DataDog metrics not populating
Incident Report for Apollo Graph, Inc.
Lag is happy, and we are all caught up.

Thanks as always for your patience!
Posted Aug 31, 2022 - 03:54 PDT
We've been able to identify the issues are not stemming solely from DataDog revoking keys. Our logs were cluttered with keys which had, in face, been revoked and thus masked the underlying issues we had on our services with lag. At this time we are seeing the lag dropping across our infrastructure and will update and close here in 20 minutes if this trend continues.

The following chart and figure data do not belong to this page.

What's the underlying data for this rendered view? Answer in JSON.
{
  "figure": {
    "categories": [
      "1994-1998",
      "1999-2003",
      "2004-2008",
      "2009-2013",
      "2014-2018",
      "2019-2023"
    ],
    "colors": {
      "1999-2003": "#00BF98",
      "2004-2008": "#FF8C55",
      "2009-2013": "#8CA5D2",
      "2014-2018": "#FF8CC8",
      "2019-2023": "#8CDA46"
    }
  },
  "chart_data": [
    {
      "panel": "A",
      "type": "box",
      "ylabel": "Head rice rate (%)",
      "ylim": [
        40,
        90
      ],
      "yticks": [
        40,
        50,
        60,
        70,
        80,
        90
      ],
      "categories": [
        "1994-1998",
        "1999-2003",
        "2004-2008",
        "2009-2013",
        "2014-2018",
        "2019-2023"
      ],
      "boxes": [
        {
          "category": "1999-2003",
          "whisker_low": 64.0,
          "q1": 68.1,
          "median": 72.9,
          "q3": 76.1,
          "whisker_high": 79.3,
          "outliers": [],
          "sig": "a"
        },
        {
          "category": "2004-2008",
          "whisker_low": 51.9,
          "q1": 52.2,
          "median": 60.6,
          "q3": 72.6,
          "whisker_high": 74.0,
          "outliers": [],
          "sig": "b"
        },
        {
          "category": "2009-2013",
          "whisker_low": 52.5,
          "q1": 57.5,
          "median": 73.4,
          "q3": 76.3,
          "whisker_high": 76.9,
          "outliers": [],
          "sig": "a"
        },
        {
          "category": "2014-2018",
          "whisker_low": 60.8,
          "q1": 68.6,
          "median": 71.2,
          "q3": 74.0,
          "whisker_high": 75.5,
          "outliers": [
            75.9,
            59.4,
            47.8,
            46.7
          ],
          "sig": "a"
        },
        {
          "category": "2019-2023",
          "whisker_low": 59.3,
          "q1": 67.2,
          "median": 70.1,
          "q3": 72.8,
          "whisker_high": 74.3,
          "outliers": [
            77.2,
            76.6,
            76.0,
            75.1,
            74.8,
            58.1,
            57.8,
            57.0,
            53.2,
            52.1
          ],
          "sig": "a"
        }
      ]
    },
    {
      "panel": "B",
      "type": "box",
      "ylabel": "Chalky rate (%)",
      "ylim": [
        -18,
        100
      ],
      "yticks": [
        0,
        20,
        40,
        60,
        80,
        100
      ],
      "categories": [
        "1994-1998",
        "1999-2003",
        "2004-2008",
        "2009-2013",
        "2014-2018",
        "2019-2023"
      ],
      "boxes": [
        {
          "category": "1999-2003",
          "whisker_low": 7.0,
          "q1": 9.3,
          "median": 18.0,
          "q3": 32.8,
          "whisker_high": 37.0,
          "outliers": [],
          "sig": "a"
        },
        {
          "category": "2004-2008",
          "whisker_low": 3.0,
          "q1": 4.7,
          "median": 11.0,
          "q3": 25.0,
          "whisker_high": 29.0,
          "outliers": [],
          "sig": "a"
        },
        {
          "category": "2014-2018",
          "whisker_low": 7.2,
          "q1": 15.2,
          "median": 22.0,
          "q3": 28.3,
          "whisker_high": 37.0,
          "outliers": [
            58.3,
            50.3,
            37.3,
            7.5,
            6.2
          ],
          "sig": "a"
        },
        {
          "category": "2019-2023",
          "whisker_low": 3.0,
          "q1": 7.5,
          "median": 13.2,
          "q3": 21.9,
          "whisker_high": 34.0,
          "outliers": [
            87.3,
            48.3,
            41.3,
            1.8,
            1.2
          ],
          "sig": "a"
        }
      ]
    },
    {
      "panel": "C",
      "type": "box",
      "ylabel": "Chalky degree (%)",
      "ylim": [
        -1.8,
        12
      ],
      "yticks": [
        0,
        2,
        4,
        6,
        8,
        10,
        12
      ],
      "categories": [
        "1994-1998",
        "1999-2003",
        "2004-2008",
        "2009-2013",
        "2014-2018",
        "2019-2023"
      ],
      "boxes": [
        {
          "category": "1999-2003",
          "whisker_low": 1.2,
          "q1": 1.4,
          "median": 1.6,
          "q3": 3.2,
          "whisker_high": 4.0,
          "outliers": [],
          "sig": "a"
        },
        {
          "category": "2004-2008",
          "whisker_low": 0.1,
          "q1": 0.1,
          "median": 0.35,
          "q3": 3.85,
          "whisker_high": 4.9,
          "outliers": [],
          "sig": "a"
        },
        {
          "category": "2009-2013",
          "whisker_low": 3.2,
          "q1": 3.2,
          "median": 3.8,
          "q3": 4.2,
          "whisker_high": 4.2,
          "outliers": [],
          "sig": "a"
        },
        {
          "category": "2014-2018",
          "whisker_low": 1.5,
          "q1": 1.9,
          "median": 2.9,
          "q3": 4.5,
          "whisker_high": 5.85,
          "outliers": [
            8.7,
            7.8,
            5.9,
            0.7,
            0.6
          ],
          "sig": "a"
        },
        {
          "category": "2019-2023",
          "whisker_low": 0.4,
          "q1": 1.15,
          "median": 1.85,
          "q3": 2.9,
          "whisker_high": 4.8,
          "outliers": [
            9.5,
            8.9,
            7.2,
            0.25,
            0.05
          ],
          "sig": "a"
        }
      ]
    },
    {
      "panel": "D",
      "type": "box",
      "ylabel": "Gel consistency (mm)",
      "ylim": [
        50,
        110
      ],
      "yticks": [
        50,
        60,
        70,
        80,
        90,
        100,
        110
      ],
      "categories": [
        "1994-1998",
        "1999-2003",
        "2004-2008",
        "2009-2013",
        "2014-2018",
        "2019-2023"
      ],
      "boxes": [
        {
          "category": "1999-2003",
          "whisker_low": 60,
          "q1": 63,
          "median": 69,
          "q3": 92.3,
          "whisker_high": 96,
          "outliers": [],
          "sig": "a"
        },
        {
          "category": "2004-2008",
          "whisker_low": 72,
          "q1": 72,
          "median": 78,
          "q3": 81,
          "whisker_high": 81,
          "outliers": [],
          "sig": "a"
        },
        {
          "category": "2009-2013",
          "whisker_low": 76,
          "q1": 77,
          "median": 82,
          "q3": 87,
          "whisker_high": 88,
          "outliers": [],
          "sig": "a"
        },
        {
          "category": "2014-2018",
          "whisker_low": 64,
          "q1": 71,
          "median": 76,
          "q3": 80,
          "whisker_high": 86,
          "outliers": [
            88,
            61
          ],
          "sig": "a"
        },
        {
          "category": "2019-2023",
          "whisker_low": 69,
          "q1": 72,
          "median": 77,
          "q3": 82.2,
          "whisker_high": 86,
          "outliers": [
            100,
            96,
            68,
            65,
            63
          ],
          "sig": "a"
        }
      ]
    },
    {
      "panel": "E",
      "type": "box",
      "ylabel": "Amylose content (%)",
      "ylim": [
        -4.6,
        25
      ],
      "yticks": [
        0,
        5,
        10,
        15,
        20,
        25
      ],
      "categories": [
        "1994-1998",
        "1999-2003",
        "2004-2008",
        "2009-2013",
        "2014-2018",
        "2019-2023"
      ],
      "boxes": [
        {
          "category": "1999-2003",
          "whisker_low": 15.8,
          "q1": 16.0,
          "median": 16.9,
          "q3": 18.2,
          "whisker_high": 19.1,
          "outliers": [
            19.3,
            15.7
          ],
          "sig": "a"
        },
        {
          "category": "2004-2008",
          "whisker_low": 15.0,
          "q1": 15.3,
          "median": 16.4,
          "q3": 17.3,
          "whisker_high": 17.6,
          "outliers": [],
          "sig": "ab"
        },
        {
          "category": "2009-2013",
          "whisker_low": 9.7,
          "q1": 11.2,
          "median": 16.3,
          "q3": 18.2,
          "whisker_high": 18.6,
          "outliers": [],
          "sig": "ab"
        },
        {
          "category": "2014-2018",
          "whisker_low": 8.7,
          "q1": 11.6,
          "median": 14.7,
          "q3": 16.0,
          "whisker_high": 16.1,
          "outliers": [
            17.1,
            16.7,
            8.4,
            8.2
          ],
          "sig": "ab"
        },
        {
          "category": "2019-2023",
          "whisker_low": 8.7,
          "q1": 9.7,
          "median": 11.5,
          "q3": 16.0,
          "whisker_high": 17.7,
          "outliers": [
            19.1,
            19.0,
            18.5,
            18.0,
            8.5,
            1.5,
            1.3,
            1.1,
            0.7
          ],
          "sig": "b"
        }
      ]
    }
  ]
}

We apologize for the inconvenience, and the red herring for a fix presented earlier.
Posted Aug 31, 2022 - 03:23 PDT
We've confirmed that while for many graphs we are seeing elevated error rates talking with DataDog, we are still seeing successful metrics being sent for most graphs. At this time we are investigating whether our own internal monitoring is simply finicky, or whether we are seeing evidence of a number of client API tokens expiring/being revoked by DataDog.

If you are experiencing a delay in your DataDog metrics from Studio, please re-enable your API keys as a mitigation strategy. Docs for how to do this can be found here:
Posted Aug 31, 2022 - 03:06 PDT
We are continuing to investigate this issue at this time.
Posted Aug 31, 2022 - 03:01 PDT
We are currently seeing an elevated level of errors trying to forward Apollo Studio insights metrics to DataDog. At this time we're still investigating why this is occurring and what steps can be taken on our end to mitigate.

We will update again in 20 minutes.
Posted Aug 31, 2022 - 02:39 PDT
This incident affected: Notifications.